という感じで、一度touchendが発生しないとtouch-actionの変更が有効にならないようです。

❌ widow.scrollToと同時にtouchmoveのpriventDefaultを実行する

setTimeout(() => {
  window.scrollTo(0, 100);
  document.body.addEventListener('touchmove', handleTouchMove, {
    passive: false
  });
  setTimeout(() => {
    document.body.removeEventListener('touchmove', handleTouchMove);
  }, 0);
}, 1000);

function handleTouchMove(evt) {
  evt.preventDefault();
}

こんなイメージです。
一瞬、touchmoveのpriventDefaultを実行する関数をaddしてスクロールを止め、removeするという作戦です。
これも、touch-actionのときと結果は同じで、ユーザーが一度指を離すまではpriventDefaultが有効になりませんでした。
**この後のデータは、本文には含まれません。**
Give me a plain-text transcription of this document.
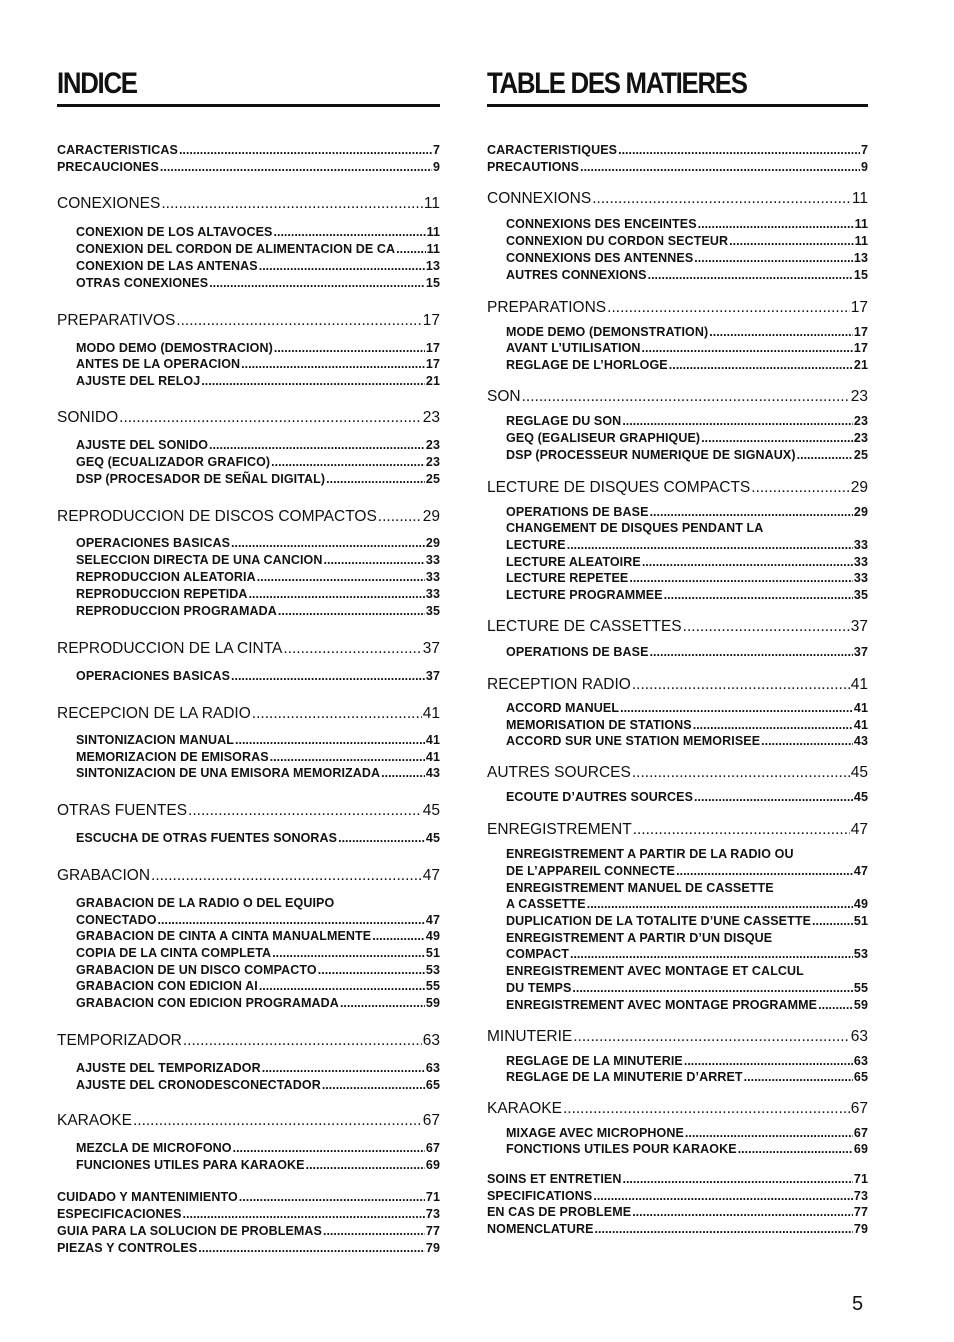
INDICE
CARACTERISTICAS .....	7
PRECAUCIONES .....	9
CONEXIONES .....	11
CONEXION DE LOS ALTAVOCES .....	11
CONEXION DEL CORDON DE ALIMENTACION DE CA .....	11
CONEXION DE LAS ANTENAS .....	13
OTRAS CONEXIONES .....	15
PREPARATIVOS .....	17
MODO DEMO (DEMOSTRACION) .....	17
ANTES DE LA OPERACION .....	17
AJUSTE DEL RELOJ .....	21
SONIDO .....	23
AJUSTE DEL SONIDO .....	23
GEQ (ECUALIZADOR GRAFICO) .....	23
DSP (PROCESADOR DE SEÑAL DIGITAL) .....	25
REPRODUCCION DE DISCOS COMPACTOS .....	29
OPERACIONES BASICAS .....	29
SELECCION DIRECTA DE UNA CANCION .....	33
REPRODUCCION ALEATORIA .....	33
REPRODUCCION REPETIDA .....	33
REPRODUCCION PROGRAMADA .....	35
REPRODUCCION DE LA CINTA .....	37
OPERACIONES BASICAS .....	37
RECEPCION DE LA RADIO .....	41
SINTONIZACION MANUAL .....	41
MEMORIZACION DE EMISORAS .....	41
SINTONIZACION DE UNA EMISORA MEMORIZADA .....	43
OTRAS FUENTES .....	45
ESCUCHA DE OTRAS FUENTES SONORAS .....	45
GRABACION .....	47
GRABACION DE LA RADIO O DEL EQUIPO
CONECTADO .....	47
GRABACION DE CINTA A CINTA MANUALMENTE .....	49
COPIA DE LA CINTA COMPLETA .....	51
GRABACION DE UN DISCO COMPACTO .....	53
GRABACION CON EDICION AI .....	55
GRABACION CON EDICION PROGRAMADA .....	59
TEMPORIZADOR .....	63
AJUSTE DEL TEMPORIZADOR .....	63
AJUSTE DEL CRONODESCONECTADOR .....	65
KARAOKE .....	67
MEZCLA DE MICROFONO .....	67
FUNCIONES UTILES PARA KARAOKE .....	69
CUIDADO Y MANTENIMIENTO .....	71
ESPECIFICACIONES .....	73
GUIA PARA LA SOLUCION DE PROBLEMAS .....	77
PIEZAS Y CONTROLES .....	79
TABLE DES MATIERES
CARACTERISTIQUES .....	7
PRECAUTIONS .....	9
CONNEXIONS .....	11
CONNEXIONS DES ENCEINTES .....	11
CONNEXION DU CORDON SECTEUR .....	11
CONNEXIONS DES ANTENNES .....	13
AUTRES CONNEXIONS .....	15
PREPARATIONS .....	17
MODE DEMO (DEMONSTRATION) .....	17
AVANT L’UTILISATION .....	17
REGLAGE DE L’HORLOGE .....	21
SON .....	23
REGLAGE DU SON .....	23
GEQ (EGALISEUR GRAPHIQUE) .....	23
DSP (PROCESSEUR NUMERIQUE DE SIGNAUX) .....	25
LECTURE DE DISQUES COMPACTS .....	29
OPERATIONS DE BASE .....	29
CHANGEMENT DE DISQUES PENDANT LA
LECTURE .....	33
LECTURE ALEATOIRE .....	33
LECTURE REPETEE .....	33
LECTURE PROGRAMMEE .....	35
LECTURE DE CASSETTES .....	37
OPERATIONS DE BASE .....	37
RECEPTION RADIO .....	41
ACCORD MANUEL .....	41
MEMORISATION DE STATIONS .....	41
ACCORD SUR UNE STATION MEMORISEE .....	43
AUTRES SOURCES .....	45
ECOUTE D’AUTRES SOURCES .....	45
ENREGISTREMENT .....	47
ENREGISTREMENT A PARTIR DE LA RADIO OU
DE L’APPAREIL CONNECTE .....	47
ENREGISTREMENT MANUEL DE CASSETTE
A CASSETTE .....	49
DUPLICATION DE LA TOTALITE D’UNE CASSETTE .....	51
ENREGISTREMENT A PARTIR D’UN DISQUE
COMPACT .....	53
ENREGISTREMENT AVEC MONTAGE ET CALCUL
DU TEMPS .....	55
ENREGISTREMENT AVEC MONTAGE PROGRAMME .....	59
MINUTERIE .....	63
REGLAGE DE LA MINUTERIE .....	63
REGLAGE DE LA MINUTERIE D’ARRET .....	65
KARAOKE .....	67
MIXAGE AVEC MICROPHONE .....	67
FONCTIONS UTILES POUR KARAOKE .....	69
SOINS ET ENTRETIEN .....	71
SPECIFICATIONS .....	73
EN CAS DE PROBLEME .....	77
NOMENCLATURE .....	79
5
⭕️ 画面と同じ大きさのoverflow: scrollの要素を作り、widow.scrollToと同時にremoveChildする

こうなったら一度window自体をremoveするしかないと思ったのですが、そんなことはできません。
なので、

❶ windowと同じ大きさのoverflow: scrollの要素をつくり、position: fixedで配置(以下、overflowと呼ぶ)
❷ window.scrollToを使わず、overflowのscrollTopを操作
❸ scrollTopを操作したいタイミングでoverflowを一度removeChildし、appendChildしなおす
❹ ❸のappendChildの際にscrollTopを代入

という流れで、一瞬チラつきはしますがほぼほぼAndroidの挙動と同様になりました。長い戦いでした。